We know the deal with the grey suit and the mustache and the thumbs up- and we know the deal with Donald Trump.  Borat Subsequent Moviefilm, though, isn’t going to convince any of his ardent supporters that they’ve been wrong all along.  (Even with that Rudy Giuliani moment that I’m not supposed to talk about… You know, the one that blew up Twitter and the news cycle two days prior to the movie debuting on Amazon.  Was that really “just a TUCK”, as the president tweeted?  And even if it is, does that make Giuliani any less of a sycophant?  Shrug).  Baron Cohen’s butt-trumpeting to the choir is an amusing distraction at best, one that tries hard and means well even as carefully edited footage might well be making the specific moments worse than they were.  It’s not a documentary, folks.

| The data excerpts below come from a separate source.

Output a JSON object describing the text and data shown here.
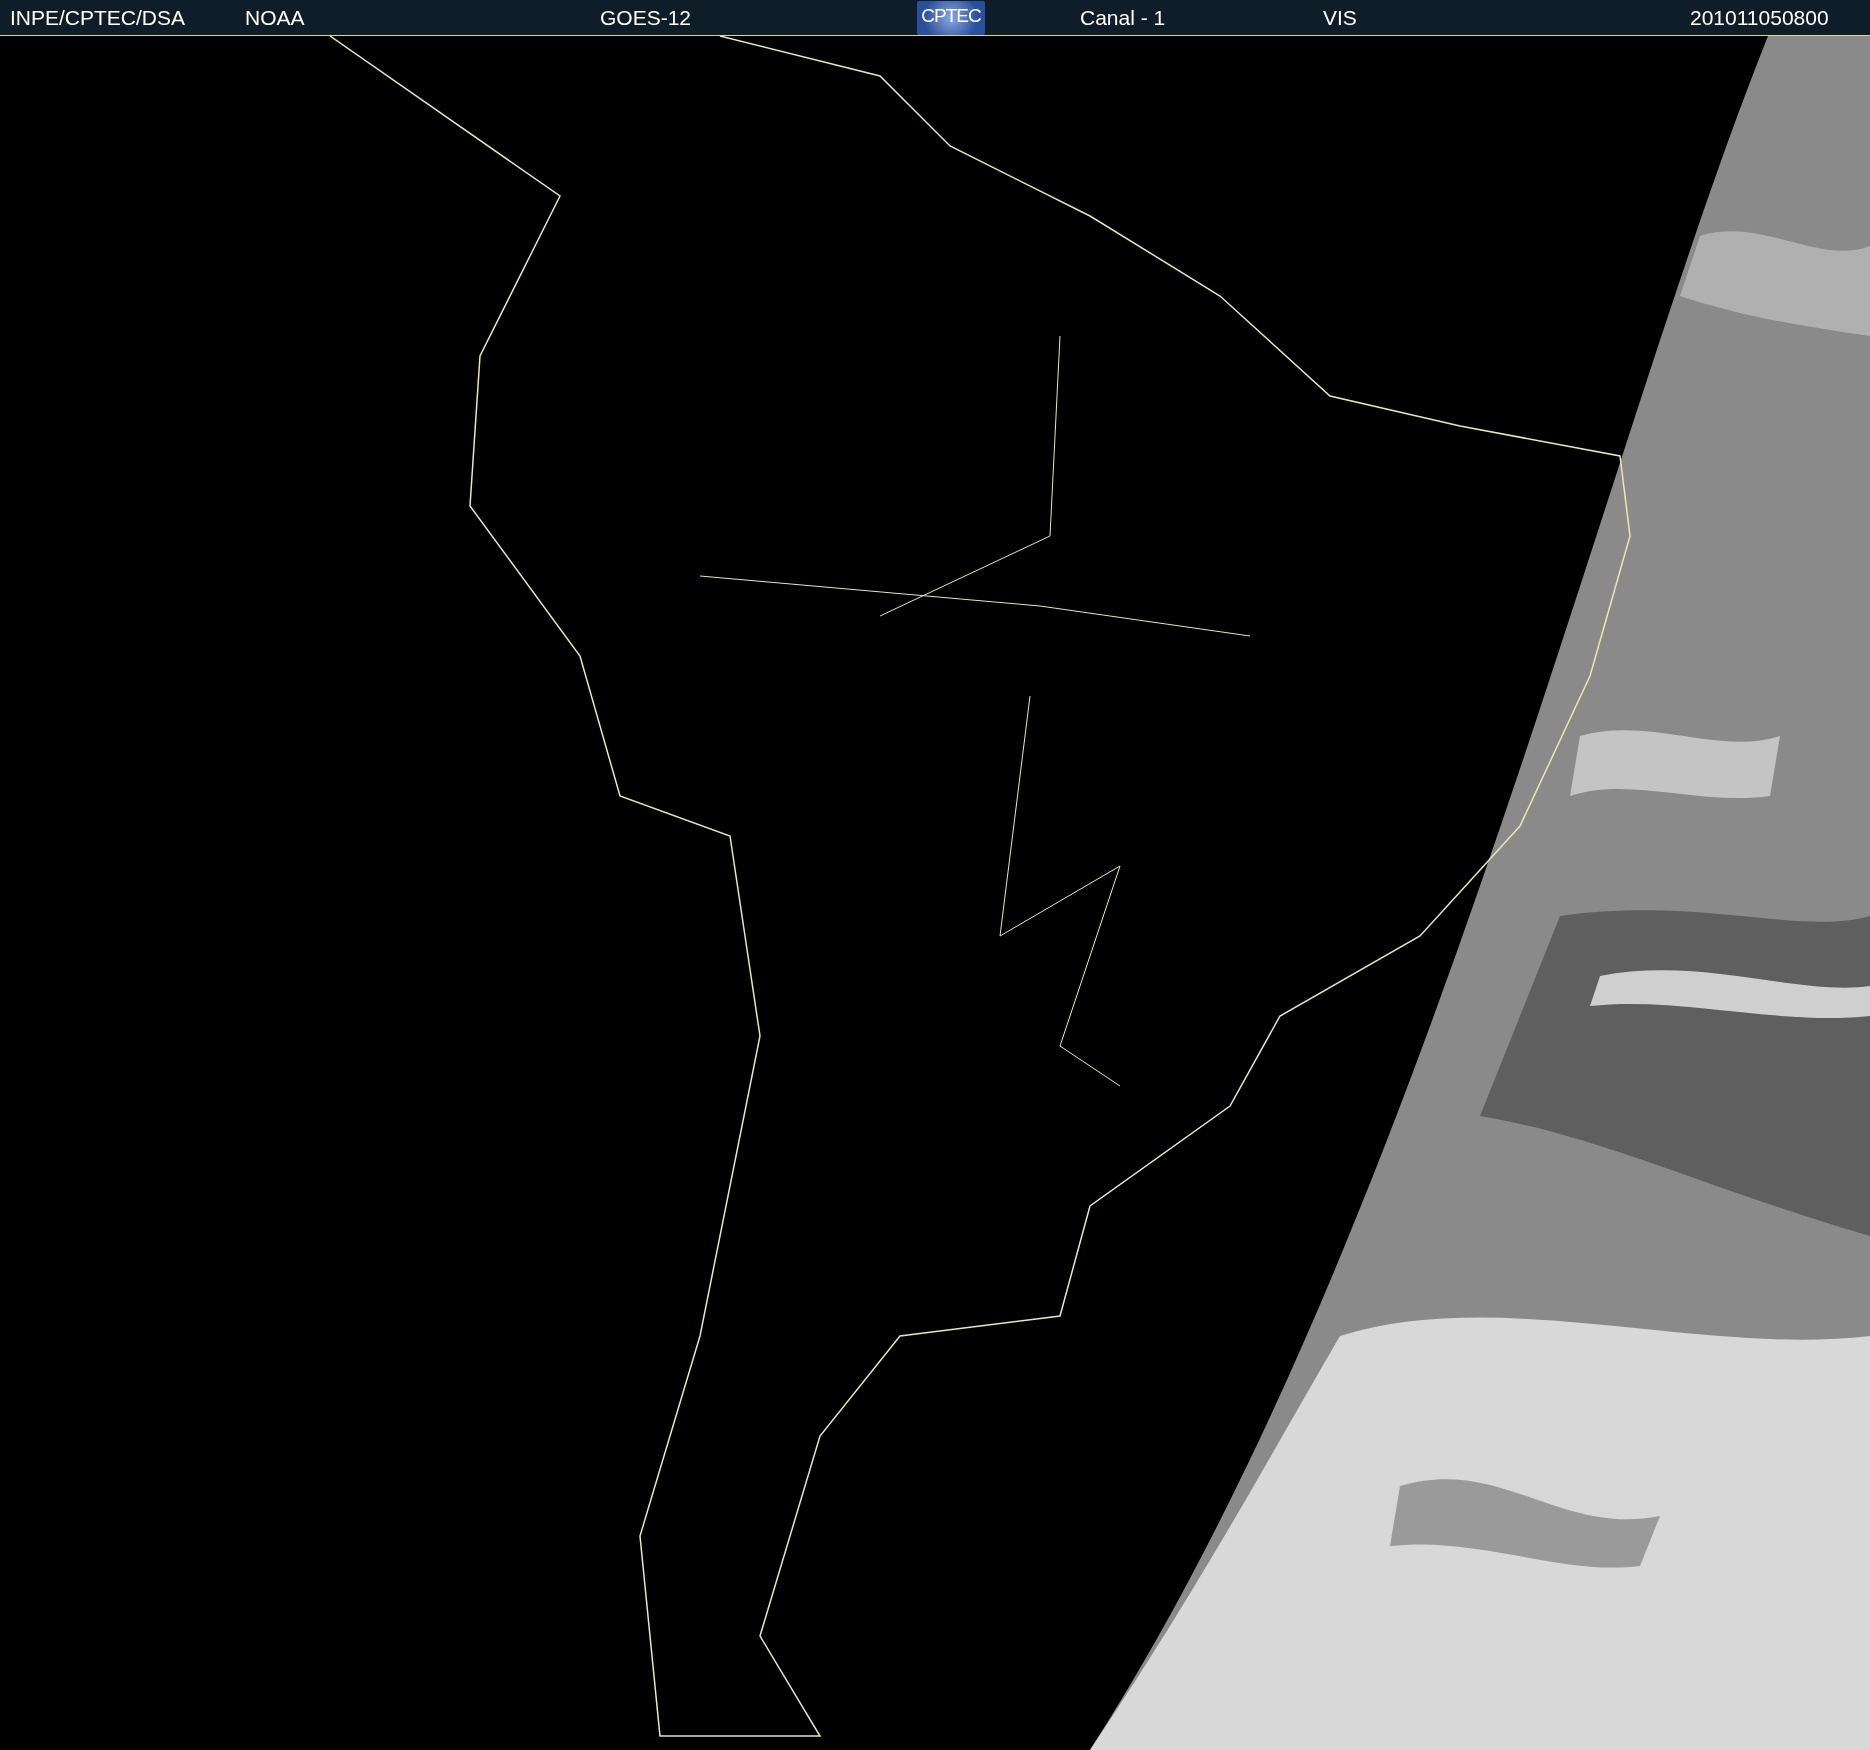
{
  "header": {
    "items": [
      {
        "kind": "text",
        "text": "INPE/CPTEC/DSA"
      },
      {
        "kind": "text",
        "text": "NOAA"
      },
      {
        "kind": "text",
        "text": "GOES-12"
      },
      {
        "kind": "logo",
        "text": "CPTEC"
      },
      {
        "kind": "text",
        "text": "Canal - 1"
      },
      {
        "kind": "text",
        "text": "VIS"
      },
      {
        "kind": "text",
        "text": "201011050800"
      }
    ]
  }
}
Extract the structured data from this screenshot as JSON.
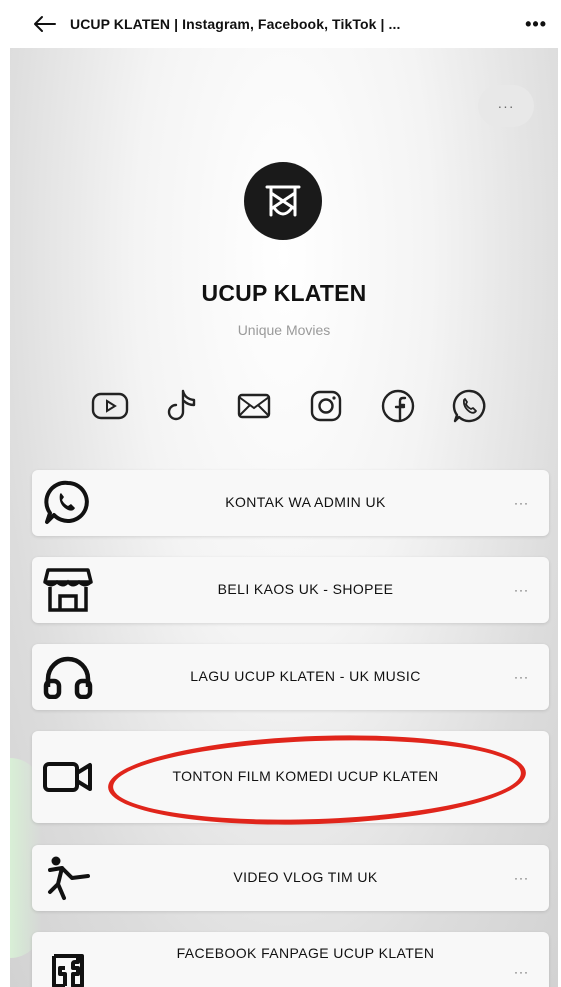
{
  "header": {
    "title": "UCUP KLATEN | Instagram, Facebook, TikTok | ...",
    "more_label": "•••"
  },
  "share_label": "···",
  "profile": {
    "name": "UCUP KLATEN",
    "bio": "Unique Movies"
  },
  "socials": [
    "youtube-icon",
    "tiktok-icon",
    "email-icon",
    "instagram-icon",
    "facebook-icon",
    "whatsapp-icon"
  ],
  "links": [
    {
      "label": "KONTAK WA ADMIN UK",
      "icon": "whatsapp-icon",
      "menu": "···"
    },
    {
      "label": "BELI KAOS UK - SHOPEE",
      "icon": "store-icon",
      "menu": "···"
    },
    {
      "label": "LAGU UCUP KLATEN - UK MUSIC",
      "icon": "headphones-icon",
      "menu": "···"
    },
    {
      "label": "TONTON FILM KOMEDI UCUP KLATEN",
      "icon": "video-camera-icon",
      "menu": ""
    },
    {
      "label": "VIDEO VLOG TIM UK",
      "icon": "person-kick-icon",
      "menu": "···"
    },
    {
      "label": "FACEBOOK FANPAGE UCUP KLATEN",
      "icon": "facebook-icon",
      "menu": "···"
    }
  ],
  "colors": {
    "highlight": "#e0251b",
    "avatar_bg": "#1a1a1a"
  }
}
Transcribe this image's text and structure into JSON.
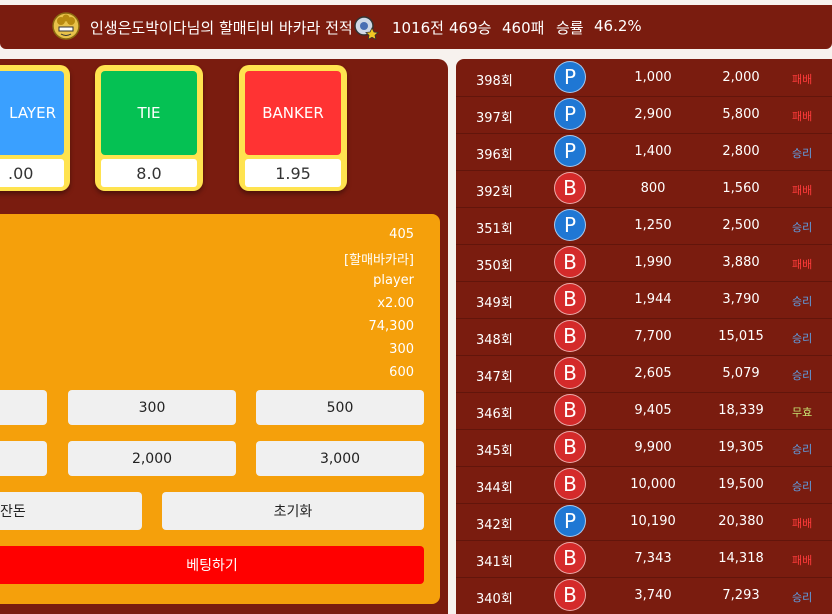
{
  "header": {
    "title": "인생은도박이다님의 할매티비 바카라 전적",
    "total": "1016전",
    "wins": "469승",
    "losses": "460패",
    "rate_label": "승률",
    "rate": "46.2%"
  },
  "bet_cards": [
    {
      "label": "LAYER",
      "odds": ".00",
      "color": "#3aa0ff"
    },
    {
      "label": "TIE",
      "odds": "8.0",
      "color": "#05c153"
    },
    {
      "label": "BANKER",
      "odds": "1.95",
      "color": "#ff3333"
    }
  ],
  "slip": {
    "lines": [
      "405",
      "[할매바카라]",
      "player",
      "x2.00",
      "74,300",
      "300",
      "600"
    ]
  },
  "chips": {
    "row1": [
      "300",
      "500"
    ],
    "row2": [
      "2,000",
      "3,000"
    ]
  },
  "actions": {
    "all_in": "잔돈",
    "reset": "초기화",
    "bet": "베팅하기"
  },
  "history": [
    {
      "round": "398회",
      "pick": "P",
      "bet": "1,000",
      "payout": "2,000",
      "result": "패배"
    },
    {
      "round": "397회",
      "pick": "P",
      "bet": "2,900",
      "payout": "5,800",
      "result": "패배"
    },
    {
      "round": "396회",
      "pick": "P",
      "bet": "1,400",
      "payout": "2,800",
      "result": "승리"
    },
    {
      "round": "392회",
      "pick": "B",
      "bet": "800",
      "payout": "1,560",
      "result": "패배"
    },
    {
      "round": "351회",
      "pick": "P",
      "bet": "1,250",
      "payout": "2,500",
      "result": "승리"
    },
    {
      "round": "350회",
      "pick": "B",
      "bet": "1,990",
      "payout": "3,880",
      "result": "패배"
    },
    {
      "round": "349회",
      "pick": "B",
      "bet": "1,944",
      "payout": "3,790",
      "result": "승리"
    },
    {
      "round": "348회",
      "pick": "B",
      "bet": "7,700",
      "payout": "15,015",
      "result": "승리"
    },
    {
      "round": "347회",
      "pick": "B",
      "bet": "2,605",
      "payout": "5,079",
      "result": "승리"
    },
    {
      "round": "346회",
      "pick": "B",
      "bet": "9,405",
      "payout": "18,339",
      "result": "무효"
    },
    {
      "round": "345회",
      "pick": "B",
      "bet": "9,900",
      "payout": "19,305",
      "result": "승리"
    },
    {
      "round": "344회",
      "pick": "B",
      "bet": "10,000",
      "payout": "19,500",
      "result": "승리"
    },
    {
      "round": "342회",
      "pick": "P",
      "bet": "10,190",
      "payout": "20,380",
      "result": "패배"
    },
    {
      "round": "341회",
      "pick": "B",
      "bet": "7,343",
      "payout": "14,318",
      "result": "패배"
    },
    {
      "round": "340회",
      "pick": "B",
      "bet": "3,740",
      "payout": "7,293",
      "result": "승리"
    }
  ],
  "colors": {
    "player": "#1f77d4",
    "banker": "#d42a2a",
    "lose": "#ff3b3b",
    "win": "#5fa0e6",
    "void": "#c6e070"
  }
}
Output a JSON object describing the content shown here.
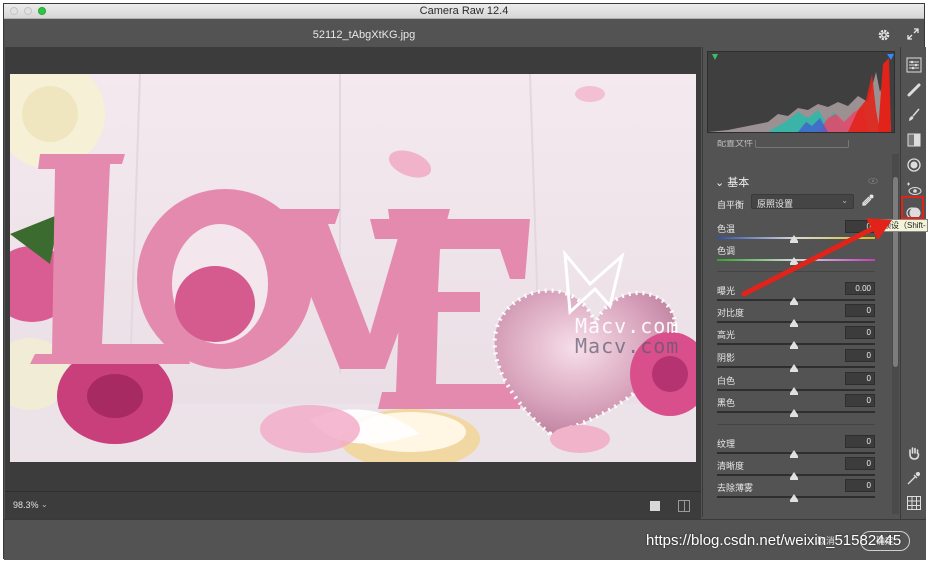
{
  "window": {
    "title": "Camera Raw 12.4"
  },
  "header": {
    "file_name": "52112_tAbgXtKG.jpg",
    "settings_icon": "gear-icon",
    "fullscreen_icon": "expand-icon"
  },
  "canvas": {
    "photo_description_icon": "photo",
    "watermark_text": "Macv.com",
    "zoom": "98.3%"
  },
  "panel": {
    "sub_label": "配置文件",
    "section_title": "基本",
    "white_balance": {
      "label": "自平衡",
      "value": "原照设置"
    },
    "sliders": [
      {
        "label": "色温",
        "value": "0"
      },
      {
        "label": "色调",
        "value": ""
      },
      {
        "label": "曝光",
        "value": "0.00"
      },
      {
        "label": "对比度",
        "value": "0"
      },
      {
        "label": "高光",
        "value": "0"
      },
      {
        "label": "阴影",
        "value": "0"
      },
      {
        "label": "白色",
        "value": "0"
      },
      {
        "label": "黑色",
        "value": "0"
      },
      {
        "label": "纹理",
        "value": "0"
      },
      {
        "label": "清晰度",
        "value": "0"
      },
      {
        "label": "去除薄雾",
        "value": "0"
      }
    ]
  },
  "toolbar": {
    "tooltip": "预设（Shift-",
    "tools": [
      "edit-sliders-icon",
      "healing-icon",
      "brush-icon",
      "gradient-icon",
      "radial-icon",
      "redeye-icon",
      "presets-icon",
      "hand-icon",
      "color-sampler-icon",
      "grid-icon"
    ]
  },
  "footer": {
    "cancel_label": "取消",
    "ok_label": "确定",
    "overlay_url": "https://blog.csdn.net/weixin_51582445"
  },
  "colors": {
    "accent_red": "#e2231a",
    "panel_bg": "#535353",
    "canvas_bg": "#3c3c3c"
  }
}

The true test of any such Baron Cohen film (including both the first Borat and Bruno) is, were it scripted and enacted just as it is, would it still satisfy?  Or does it require that “Oh no they didn’t!” infusion of reality?  Like the others, this one would be as fine if not better were it simply a traditionally-made movie.  At its core, it’s just the story of an anti-semantic misogynist connecting with his daughter amid her own version of a feminist awakening.  Borat Subsequent Moviefilm leaves Borat in a different place than when we catch up with him.  That’s good, considering that with any luck, it may be quite a while until the next Republican presidency urges Baron Cohen to resurrect the character for yet another visit.